I had put new brake blocks on the bike before I left the UK, along with new tyres, and they certainly proved their worth. But for some reason the brakes decided to start screeching and juddering on the Tourmalet, a bit disquieting and detracted a little from the enjoyment of the descent.

Not that there was too much time to think about it as we rolled straight onto the moderate early slopes of the Aspin as we headed for our early lunch stop at Payolle. Learning from the previous two days I stuck mainly to fluids and sugary sweets, and that certainly paid off as I had a good afternoon on the hills.

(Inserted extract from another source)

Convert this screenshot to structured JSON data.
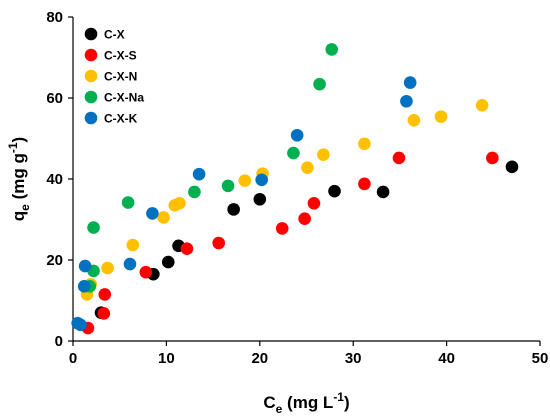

This was the third time I had climbed the Aspin, and I really loved it. Although by now it was quite warm, most of the steep slopes are through woodland or partially shaded pasture, and the views at the top were once again quite outstanding. Regular puffs of salbutamol also helped, as was the thought of the descent of the other side. In 2010 it had been pouring with rain, leading to one of the coldest 20 minutes I have ever experienced on a bike as I slowly lost touch with my fingers and toes.

No problems today though. The road was bone dry, there were few cars, and as I knew the road I was able to come down the long straights and sweeping hairpins at a reasonable speed. The brakes still screeched though. A fair-sized group formed as we got to Arreau, only to split apart again as we rolled up to the early slopes of the Peyresourde.

The climb itself is a steady 7-8% for most of the time, and eventually leads out into a V-shaped valley a couple of km below the summit. Where you find the best crepe cafe in the Pyrenees, and its ebullient host. There was quite a collection of cyclists outside, and I had to wait my turn to get my summit photos. As well as the standard one by the col sign, I took one of the mile marker, you see these dotted alongside all the roads, much nicer than our old rusty things, and remind me of the old-fashioned milestones we used to have in the UK.

The descent of the Peyresourde into Luchon was also one I had done before, and, after the first big hairpins at the top, is long, straight and fast. I was nearly caught out by the new roundabout they have put in half-way down and for some reason I found myself as the first of the group down into Luchon.

Luchon is a spa town, which I suspect explains this picture.

Unless they are providing some luxurious waiting facilities for public transport in the Pyrenees.

I was now faced with a 25km straight rode, with an average 1% downhill gradient to Bertren and the Pyractif base. I started slowly as I quite fancied hiding in a big group and taking it easy at the end of a hard day. But no-one was about and I didn't really want to hang on forever, so I put my head down into the wind and went as hard as I could. I kept expecting to be passed by the multi-national express, but it never came and I arrived into Bertren just before their train swung into the courtyard. With all that weight they still couldn't catch a little puffer from Bristol, hope they don't lose their franchise.